We plan to do more work in this area, but please don’t forget to listen to and share our seminar from late November, which includes a lot of the truth that has been hidden, for the most part, from the public. You may also consider reading the Federalist Papers and other philosophical sources, which explain to a large degree why we have a separation of powers and not a king who decides what the law is, enforces it and adjudicates it.

Our governor and our Legislature have forgotten about this truth also, so please remind them. We intend to continue to push back, to continue to educate, and to continue to gather together for protest, but also for worship and prayer, until we restore our freedom or we die trying.

At the same time, I think it’s important for me to explain why we are so opposed to efforts that are MORE aggressive than what we’ve done, because in large part these efforts have been counterproductive and are now hurting our cause.

While I have personally attempted to stop protests at the governor’s house more than a dozen times, and I have issued a public statement opposing these protests when it became clear I could no longer stop people from doing it, I am now writing to explain to this list of supporters directly that I oppose this tactic and I believe it is counterproductive.

And in so writing, I am personally asking the people responsible and the people participating to STOP PROTESTING AT THE GOVERNOR’S HOUSE. 

Whether it is your intention or not, you are creating sympathy for the governor and his family, which is undermining our ability to bring the truth to the population at large and systematically oppose the governor’s unlawful positions and unscientific basis for having them. The governor has an office at the State House, and the State House is the place to protest his official actions as governor. The governor’s home is a private residence in a private neighborhood. When you protest there, you are aggressing against his wife, children and neighbors and their children, who have absolutely nothing to do with the governor’s actions.

The public does not look kindly on this and largely agree with me that these actions are wrong.

Because of these actions, you have muddied the waters of everything we are trying to accomplish and have turned people against listening to our point of view. If you stop now, there is a chance that we can rebuild the public trust as a movement and devote our energy to changing hearts and minds, which is the only way we will win.

Tomorrow, we will protest the governor in the proper venue, and we persist in asking you to bring pots and pans to make noise, megaphones so the governor can hear you, and protest signs so everyone in attendance can see why you’re there.

We feel that a nonviolent protest at the State House is the best way to rally opposition toward the governor’s policies and influence the government. Even this proper venue has its risks. The governor has unlawfully threatened us from the very beginning with arrest and prosecution for violating his emergency orders and gathering to protest, and he even ordered State House officials to post warnings on the grounds of the State House.

Today, the government is threatening to use unrelated statutes to prosecute protesters who are just exercising their constitutional rights to assemble and seek a redress of grievances through protected speech. Peaceful, civil disobedience in protest and day-to-day actions ignoring the governor’s unlawful orders are the best methods that we have to push back against arbitrary and unjust government force.

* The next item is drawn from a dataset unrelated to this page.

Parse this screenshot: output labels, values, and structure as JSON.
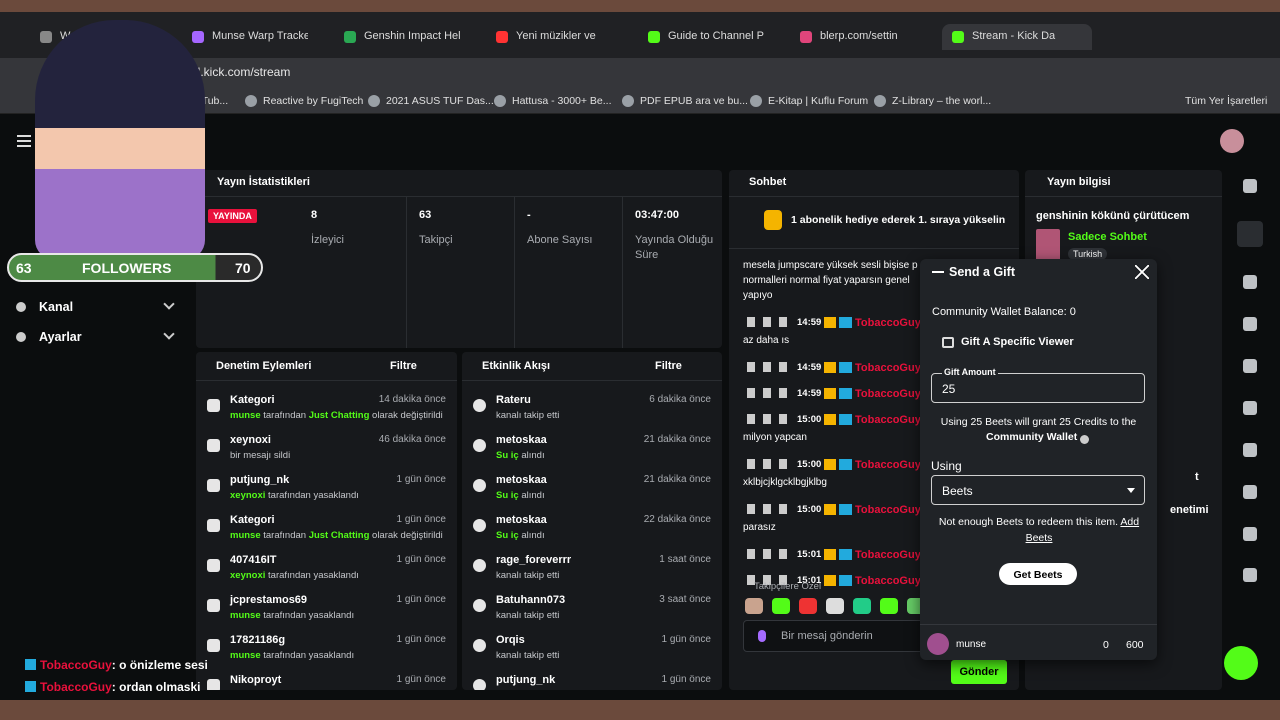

We do not do so without risk, but it is at our risk that we advance the cause of liberty, as it has always been. As Thomas Jefferson reminded us during the early days of his success, “When governments fear the people, there is liberty. When the people fear the government, there is tyranny.” Today we also live within a tyranny of fear that the government has used to bolster its own power. We stand up against this, and united in truth and love, we can make a difference to revive the liberty we once had as well as our due deference to Almighty God.